This can delete any number of rows that match the filter.
=== "Python"
python tbl.delete('item = "fizz"')
=== "Javascript"
javascript await tbl.delete('item = "fizz"')
The deletion predicate is a SQL expression that supports the same expressions
as the where() clause on a search. They can be as simple or complex as needed.
To see what expressions are supported, see the SQL filters section.
=== "Python"
Read more: [lancedb.table.Table.delete][]
=== "Javascript"
Read more: [vectordb.Table.delete](javascript/interfaces/Table.md#delete)
How to remove a table
Use the drop_table() method on the database to remove a table.
=== "Python"
python db.drop_table("my_table")
This permanently removes the table and is not recoverable, unlike deleting rows.

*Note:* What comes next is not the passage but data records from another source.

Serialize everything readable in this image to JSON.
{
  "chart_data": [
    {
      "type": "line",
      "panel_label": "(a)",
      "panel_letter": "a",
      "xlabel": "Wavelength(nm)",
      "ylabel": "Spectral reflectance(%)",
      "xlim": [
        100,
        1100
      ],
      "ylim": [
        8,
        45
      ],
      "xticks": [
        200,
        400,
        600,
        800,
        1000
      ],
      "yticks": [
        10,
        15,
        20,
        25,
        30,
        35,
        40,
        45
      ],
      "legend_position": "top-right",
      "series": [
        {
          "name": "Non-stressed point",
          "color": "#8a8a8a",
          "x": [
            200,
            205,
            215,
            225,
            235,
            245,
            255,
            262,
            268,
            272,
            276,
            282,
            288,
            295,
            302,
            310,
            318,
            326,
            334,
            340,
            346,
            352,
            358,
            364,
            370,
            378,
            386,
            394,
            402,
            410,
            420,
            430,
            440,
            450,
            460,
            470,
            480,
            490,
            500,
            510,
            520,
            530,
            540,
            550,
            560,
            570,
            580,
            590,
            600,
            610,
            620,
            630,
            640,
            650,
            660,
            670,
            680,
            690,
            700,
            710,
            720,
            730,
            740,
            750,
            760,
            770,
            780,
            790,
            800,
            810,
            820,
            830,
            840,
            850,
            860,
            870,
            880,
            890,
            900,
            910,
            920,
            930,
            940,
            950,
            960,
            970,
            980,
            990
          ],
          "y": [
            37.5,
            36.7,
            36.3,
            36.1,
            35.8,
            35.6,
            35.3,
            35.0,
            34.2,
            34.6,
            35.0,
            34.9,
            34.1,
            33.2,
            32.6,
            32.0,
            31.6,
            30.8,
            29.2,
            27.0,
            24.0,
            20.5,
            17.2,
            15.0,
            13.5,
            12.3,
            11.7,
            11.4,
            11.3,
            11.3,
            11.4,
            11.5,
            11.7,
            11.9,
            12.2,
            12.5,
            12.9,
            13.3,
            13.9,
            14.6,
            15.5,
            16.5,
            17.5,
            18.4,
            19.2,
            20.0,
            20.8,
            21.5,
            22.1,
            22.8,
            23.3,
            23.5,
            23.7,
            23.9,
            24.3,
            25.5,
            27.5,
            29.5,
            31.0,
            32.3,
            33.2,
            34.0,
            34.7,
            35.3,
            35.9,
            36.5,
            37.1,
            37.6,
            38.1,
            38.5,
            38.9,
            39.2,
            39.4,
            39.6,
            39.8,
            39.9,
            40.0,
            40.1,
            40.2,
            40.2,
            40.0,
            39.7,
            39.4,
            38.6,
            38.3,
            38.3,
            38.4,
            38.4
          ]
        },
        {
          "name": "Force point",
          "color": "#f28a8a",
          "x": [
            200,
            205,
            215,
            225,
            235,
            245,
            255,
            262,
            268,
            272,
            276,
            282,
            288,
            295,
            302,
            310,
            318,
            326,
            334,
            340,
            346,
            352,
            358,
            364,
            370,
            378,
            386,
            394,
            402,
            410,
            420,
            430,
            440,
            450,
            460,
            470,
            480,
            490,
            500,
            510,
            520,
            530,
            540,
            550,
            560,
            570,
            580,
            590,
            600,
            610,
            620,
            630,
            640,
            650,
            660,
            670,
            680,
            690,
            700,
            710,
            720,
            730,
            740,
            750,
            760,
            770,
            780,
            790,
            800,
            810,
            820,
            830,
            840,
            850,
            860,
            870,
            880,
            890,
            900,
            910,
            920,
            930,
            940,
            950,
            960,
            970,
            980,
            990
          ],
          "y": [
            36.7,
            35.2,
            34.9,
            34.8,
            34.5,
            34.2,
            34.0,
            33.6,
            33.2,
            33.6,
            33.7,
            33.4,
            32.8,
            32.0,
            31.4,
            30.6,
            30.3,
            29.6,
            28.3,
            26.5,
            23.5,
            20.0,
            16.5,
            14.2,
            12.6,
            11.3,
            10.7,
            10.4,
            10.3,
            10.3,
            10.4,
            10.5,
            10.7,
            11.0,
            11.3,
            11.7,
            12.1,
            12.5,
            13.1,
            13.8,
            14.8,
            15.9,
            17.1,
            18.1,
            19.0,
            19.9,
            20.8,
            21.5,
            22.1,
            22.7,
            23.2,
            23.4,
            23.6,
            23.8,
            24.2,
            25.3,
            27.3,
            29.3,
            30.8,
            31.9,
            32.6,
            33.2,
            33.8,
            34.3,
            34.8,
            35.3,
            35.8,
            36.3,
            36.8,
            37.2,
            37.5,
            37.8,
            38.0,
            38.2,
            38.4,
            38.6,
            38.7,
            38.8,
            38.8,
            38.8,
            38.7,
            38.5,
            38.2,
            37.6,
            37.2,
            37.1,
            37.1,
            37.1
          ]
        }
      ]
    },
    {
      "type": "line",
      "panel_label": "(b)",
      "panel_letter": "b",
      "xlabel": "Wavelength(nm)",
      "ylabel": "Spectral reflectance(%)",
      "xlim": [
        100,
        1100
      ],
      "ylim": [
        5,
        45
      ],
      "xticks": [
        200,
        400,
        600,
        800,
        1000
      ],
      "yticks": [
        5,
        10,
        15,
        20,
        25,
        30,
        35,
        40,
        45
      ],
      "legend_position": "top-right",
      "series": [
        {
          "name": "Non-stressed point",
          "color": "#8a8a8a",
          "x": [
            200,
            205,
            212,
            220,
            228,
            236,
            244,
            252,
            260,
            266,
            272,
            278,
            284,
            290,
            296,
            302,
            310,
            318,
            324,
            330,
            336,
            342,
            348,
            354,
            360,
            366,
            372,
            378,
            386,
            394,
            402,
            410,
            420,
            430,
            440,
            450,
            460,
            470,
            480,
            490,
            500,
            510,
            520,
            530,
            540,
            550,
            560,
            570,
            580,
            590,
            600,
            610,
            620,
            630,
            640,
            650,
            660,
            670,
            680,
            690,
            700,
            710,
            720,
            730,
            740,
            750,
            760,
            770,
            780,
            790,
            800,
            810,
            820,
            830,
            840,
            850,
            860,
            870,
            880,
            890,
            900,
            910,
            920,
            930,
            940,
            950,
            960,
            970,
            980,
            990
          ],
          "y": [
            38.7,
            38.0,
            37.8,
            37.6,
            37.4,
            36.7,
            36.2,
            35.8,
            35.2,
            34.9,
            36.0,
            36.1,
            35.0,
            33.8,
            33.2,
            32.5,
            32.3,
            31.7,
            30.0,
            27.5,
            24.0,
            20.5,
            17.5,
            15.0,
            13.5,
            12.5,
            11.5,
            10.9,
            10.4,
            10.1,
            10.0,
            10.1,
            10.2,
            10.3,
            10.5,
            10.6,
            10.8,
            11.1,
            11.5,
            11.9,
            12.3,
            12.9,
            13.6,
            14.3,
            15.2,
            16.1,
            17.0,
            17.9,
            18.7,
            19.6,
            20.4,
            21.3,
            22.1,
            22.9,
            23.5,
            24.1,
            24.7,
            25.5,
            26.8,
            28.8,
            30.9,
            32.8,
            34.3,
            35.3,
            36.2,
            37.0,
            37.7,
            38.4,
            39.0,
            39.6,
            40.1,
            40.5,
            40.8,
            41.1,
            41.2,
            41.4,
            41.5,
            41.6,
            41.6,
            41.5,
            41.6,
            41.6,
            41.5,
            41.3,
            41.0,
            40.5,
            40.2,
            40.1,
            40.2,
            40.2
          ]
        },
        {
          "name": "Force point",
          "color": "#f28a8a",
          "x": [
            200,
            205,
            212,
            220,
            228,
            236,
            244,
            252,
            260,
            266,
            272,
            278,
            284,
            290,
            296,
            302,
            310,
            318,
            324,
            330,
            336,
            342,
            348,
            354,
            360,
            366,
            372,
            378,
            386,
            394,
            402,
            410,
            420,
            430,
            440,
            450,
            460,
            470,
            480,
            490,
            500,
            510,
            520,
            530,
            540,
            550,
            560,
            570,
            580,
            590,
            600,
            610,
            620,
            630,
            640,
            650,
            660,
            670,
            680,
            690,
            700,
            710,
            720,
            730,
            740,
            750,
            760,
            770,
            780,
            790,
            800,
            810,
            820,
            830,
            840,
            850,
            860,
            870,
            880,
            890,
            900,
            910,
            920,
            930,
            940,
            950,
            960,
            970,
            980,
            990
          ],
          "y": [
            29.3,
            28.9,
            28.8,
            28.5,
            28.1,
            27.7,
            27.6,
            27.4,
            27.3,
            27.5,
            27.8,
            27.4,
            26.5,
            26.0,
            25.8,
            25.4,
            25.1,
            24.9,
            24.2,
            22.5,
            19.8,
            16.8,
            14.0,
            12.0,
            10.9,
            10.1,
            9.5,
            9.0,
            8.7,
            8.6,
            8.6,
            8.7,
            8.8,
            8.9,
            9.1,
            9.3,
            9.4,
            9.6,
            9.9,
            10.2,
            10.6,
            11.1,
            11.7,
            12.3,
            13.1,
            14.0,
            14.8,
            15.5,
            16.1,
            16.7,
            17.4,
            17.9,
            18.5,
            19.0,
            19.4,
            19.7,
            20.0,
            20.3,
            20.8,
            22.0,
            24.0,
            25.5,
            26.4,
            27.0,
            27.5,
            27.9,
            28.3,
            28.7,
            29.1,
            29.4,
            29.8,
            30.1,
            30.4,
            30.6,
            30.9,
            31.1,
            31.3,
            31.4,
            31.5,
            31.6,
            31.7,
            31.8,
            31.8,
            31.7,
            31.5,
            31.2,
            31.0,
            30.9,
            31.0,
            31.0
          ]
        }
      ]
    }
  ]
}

By default, if the table does not exist an exception is raised. To suppress this,
you can pass in ignore_missing=True.
What's next
This section covered the very basics of the LanceDB API. LanceDB supports many additional features when creating indices to speed up search and options for search. These are contained in the next section of the documentation.
Note: Bundling vectorDB apps with webpack
Since LanceDB contains a prebuilt Node binary, you must configure next.config.js to exclude it from webpack. This is required for both using Next.js and deploying on Vercel.
/** @type {import('next').NextConfig} */
module.exports = ({
webpack(config) {
config.externals.push({ vectordb: 'vectordb' })
return config;
}
})